The U.S. can’t meet demand for seasonal workers. In the first half of FY 2021, the Labor Department certified that American employers had
126,943 seasonal employment opportunities they could not fill with American workers. That is almost twice as large as the statutory cap for the H-2B temporary worker program. This affects landscapers, seafood processors, forestry companies, construction firms, among many others, many of which are small businesses.
The average number of workers available for every open job is half what it has been for the past 20 years. The government sector faces the biggest shortage of all, with 5 times as many open jobs as workers to fill them.
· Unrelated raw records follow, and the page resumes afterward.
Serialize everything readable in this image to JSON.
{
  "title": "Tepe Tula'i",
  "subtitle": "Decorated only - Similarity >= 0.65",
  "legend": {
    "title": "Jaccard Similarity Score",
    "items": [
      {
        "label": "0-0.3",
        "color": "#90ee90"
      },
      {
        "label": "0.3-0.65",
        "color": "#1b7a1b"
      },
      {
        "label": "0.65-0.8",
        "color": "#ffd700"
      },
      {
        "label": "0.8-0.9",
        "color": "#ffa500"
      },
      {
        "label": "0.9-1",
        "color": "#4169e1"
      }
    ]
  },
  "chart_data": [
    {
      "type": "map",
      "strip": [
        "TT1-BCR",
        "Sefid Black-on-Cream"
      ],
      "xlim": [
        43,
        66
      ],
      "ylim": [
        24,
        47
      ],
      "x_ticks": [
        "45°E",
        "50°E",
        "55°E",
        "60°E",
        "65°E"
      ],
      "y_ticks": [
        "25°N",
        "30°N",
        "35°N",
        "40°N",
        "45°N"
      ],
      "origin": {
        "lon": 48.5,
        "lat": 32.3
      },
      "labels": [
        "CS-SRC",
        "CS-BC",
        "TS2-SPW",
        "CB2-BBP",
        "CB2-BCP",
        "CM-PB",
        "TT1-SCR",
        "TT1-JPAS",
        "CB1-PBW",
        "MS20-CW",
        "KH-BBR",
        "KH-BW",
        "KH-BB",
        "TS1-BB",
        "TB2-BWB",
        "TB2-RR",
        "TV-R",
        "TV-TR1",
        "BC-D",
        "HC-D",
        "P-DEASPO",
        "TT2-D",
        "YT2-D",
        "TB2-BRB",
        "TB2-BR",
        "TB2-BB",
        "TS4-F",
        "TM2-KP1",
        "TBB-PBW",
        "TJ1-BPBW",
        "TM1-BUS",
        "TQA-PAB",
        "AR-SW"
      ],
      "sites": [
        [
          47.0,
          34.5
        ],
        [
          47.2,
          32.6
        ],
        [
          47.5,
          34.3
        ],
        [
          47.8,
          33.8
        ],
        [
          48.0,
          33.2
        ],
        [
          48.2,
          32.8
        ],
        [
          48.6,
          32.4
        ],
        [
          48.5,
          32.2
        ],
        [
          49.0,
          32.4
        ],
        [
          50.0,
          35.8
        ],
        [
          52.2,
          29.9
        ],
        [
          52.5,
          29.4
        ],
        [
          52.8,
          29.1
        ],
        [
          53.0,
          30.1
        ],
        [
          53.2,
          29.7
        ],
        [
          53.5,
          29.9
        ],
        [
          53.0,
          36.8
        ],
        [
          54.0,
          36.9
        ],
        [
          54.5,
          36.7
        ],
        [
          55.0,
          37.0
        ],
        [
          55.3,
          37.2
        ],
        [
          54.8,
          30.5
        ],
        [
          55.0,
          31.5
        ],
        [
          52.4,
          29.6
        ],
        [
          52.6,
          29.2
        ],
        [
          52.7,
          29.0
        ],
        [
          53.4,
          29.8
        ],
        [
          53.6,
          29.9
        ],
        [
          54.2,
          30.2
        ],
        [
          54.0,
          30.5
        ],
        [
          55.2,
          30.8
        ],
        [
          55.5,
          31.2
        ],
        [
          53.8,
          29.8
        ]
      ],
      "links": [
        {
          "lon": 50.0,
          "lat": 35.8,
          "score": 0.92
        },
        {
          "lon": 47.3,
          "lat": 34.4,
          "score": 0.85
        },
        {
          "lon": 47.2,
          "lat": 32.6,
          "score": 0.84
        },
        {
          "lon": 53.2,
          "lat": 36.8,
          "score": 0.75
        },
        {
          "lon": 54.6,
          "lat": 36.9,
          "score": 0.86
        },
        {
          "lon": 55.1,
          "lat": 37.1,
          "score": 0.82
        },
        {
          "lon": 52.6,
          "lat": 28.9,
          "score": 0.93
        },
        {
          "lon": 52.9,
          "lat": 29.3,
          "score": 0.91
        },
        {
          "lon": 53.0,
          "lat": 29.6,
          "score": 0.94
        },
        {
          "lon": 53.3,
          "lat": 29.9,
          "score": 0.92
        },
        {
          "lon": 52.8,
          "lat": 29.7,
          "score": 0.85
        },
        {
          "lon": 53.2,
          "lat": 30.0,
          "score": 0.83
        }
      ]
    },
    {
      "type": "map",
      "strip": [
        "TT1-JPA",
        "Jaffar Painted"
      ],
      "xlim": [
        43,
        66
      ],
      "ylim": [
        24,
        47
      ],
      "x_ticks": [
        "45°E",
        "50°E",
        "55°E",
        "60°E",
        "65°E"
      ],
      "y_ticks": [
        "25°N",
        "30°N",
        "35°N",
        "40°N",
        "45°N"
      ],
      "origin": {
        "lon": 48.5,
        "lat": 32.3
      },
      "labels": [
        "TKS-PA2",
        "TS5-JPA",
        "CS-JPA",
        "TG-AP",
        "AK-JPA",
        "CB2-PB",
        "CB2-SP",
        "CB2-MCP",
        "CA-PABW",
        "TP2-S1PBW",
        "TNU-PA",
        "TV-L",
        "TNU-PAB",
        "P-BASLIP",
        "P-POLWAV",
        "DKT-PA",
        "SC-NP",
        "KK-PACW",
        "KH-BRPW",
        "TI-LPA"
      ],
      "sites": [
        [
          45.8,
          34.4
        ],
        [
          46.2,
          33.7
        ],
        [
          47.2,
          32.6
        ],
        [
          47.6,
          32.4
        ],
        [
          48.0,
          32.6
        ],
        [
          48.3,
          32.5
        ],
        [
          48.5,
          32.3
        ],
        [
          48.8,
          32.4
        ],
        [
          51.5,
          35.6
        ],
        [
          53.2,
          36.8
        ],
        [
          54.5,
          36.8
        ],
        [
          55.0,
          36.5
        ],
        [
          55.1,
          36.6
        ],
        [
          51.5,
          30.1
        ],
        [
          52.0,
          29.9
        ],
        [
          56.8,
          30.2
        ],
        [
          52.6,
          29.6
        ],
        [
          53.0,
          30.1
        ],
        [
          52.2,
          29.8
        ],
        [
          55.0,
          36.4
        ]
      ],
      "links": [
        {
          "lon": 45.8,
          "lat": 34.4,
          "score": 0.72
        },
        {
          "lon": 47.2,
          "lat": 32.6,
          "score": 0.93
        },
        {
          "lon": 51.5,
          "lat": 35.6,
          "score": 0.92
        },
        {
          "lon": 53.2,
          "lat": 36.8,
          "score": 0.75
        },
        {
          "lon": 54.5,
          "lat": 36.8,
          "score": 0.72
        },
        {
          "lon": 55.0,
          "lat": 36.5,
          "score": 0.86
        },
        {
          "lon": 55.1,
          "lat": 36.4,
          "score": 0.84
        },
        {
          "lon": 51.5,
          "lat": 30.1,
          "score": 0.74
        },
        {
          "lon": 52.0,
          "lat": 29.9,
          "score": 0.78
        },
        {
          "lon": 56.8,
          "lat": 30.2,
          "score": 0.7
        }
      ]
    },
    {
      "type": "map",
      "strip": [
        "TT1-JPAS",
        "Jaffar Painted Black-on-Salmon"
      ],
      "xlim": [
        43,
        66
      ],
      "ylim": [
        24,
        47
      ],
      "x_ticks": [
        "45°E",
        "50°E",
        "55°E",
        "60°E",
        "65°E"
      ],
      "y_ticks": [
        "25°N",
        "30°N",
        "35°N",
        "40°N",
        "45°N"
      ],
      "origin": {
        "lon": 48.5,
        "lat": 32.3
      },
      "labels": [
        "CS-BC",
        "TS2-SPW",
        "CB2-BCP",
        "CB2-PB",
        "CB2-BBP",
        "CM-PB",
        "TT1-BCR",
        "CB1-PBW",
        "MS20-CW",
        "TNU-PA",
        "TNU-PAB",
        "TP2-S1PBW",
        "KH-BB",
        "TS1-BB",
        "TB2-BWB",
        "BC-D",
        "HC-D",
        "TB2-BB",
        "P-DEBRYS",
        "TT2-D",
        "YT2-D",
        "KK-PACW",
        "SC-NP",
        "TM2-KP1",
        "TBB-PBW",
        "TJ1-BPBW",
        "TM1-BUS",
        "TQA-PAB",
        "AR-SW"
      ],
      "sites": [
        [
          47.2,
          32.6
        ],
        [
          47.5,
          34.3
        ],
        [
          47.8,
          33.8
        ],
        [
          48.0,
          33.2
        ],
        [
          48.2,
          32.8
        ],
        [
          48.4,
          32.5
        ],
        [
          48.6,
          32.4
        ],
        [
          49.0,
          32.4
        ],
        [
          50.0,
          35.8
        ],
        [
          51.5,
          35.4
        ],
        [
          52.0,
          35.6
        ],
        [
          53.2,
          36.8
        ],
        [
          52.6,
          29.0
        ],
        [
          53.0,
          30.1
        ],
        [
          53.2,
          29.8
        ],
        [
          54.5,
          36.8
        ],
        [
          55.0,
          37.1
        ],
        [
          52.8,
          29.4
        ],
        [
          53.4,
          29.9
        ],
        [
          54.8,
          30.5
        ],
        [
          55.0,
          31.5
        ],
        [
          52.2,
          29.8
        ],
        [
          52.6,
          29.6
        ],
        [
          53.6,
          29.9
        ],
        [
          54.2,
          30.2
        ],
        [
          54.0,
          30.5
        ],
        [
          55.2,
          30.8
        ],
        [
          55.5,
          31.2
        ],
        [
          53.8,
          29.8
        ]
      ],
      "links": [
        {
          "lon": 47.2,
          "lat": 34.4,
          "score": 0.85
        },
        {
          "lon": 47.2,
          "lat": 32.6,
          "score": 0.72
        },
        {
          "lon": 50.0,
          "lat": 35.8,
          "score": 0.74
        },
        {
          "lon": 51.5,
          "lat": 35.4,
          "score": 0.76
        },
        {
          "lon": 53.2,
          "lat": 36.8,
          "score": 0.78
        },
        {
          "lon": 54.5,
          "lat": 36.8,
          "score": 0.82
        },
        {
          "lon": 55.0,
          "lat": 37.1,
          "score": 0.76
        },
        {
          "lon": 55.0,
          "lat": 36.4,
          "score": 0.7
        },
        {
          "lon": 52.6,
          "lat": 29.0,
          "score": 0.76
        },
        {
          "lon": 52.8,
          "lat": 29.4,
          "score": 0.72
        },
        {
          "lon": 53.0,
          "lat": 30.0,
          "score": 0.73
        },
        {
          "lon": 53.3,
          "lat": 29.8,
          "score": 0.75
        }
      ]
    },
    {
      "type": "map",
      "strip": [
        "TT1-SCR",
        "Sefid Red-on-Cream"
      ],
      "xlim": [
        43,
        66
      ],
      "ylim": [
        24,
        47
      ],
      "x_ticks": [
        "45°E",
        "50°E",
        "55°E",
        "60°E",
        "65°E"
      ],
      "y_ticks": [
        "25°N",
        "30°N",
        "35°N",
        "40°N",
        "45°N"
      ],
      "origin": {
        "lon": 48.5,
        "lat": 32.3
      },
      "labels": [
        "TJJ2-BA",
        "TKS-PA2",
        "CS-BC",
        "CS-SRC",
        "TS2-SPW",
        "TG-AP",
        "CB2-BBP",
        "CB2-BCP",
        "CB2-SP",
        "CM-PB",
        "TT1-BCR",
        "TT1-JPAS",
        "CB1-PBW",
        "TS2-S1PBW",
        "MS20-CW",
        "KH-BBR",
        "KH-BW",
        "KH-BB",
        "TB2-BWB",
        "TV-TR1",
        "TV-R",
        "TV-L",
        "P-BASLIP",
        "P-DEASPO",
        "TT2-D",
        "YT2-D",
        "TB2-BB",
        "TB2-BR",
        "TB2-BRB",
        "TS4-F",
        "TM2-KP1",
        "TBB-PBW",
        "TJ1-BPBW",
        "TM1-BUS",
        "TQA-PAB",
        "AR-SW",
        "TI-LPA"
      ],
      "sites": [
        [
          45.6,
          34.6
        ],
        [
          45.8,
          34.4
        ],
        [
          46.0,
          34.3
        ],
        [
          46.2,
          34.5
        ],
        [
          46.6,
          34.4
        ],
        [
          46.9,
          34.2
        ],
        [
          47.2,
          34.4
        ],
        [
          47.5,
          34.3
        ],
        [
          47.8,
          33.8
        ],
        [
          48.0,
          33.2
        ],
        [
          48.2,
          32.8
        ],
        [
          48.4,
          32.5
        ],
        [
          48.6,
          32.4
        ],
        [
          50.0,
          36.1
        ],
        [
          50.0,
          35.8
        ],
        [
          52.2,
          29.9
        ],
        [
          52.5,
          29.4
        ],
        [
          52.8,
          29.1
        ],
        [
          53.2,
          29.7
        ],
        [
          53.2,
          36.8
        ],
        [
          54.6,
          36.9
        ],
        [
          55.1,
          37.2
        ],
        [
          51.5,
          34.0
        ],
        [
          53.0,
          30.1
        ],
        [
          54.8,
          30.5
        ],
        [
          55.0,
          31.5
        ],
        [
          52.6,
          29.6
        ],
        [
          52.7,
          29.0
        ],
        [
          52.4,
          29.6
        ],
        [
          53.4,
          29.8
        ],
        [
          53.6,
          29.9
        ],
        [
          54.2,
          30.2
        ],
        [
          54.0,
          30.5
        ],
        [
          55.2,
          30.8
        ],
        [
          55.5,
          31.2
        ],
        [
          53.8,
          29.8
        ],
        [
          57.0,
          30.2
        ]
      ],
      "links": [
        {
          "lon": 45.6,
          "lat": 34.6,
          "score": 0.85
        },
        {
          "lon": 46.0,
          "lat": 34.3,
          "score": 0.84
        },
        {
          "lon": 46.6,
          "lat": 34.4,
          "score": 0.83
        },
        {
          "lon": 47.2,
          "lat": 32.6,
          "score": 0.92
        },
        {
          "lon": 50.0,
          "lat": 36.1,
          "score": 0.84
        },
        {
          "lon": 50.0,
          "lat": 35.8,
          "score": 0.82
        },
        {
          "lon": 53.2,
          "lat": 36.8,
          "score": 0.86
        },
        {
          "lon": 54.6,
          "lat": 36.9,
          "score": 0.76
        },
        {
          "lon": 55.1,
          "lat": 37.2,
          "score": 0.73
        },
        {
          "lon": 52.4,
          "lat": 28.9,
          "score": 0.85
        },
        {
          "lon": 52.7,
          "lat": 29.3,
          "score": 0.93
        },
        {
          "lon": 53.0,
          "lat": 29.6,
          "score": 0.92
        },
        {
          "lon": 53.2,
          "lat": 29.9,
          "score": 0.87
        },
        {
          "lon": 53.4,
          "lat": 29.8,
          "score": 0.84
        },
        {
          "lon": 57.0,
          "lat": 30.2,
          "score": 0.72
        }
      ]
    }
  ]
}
The America Works Report: Quantifying the Nation s Workforce Crisis
We hear every day from our member companies of every size and industry, across nearly every state that they’re facing unprecedented challenges trying to find workers to fill jobs.
But just how widespread is this problem? Which states and which sectors have been hit the hardest? And how do we begin to address this national economic crisis and put more Americans back to work?
That’s what we set out to discover. By analyzing more than two decades worth of federal jobs and employment data and conducting surveys of top industry association economists and local and state chamber of commerce leaders across the country, we examined the current state of the American workforce and the monumental challenges employers are facing across the country.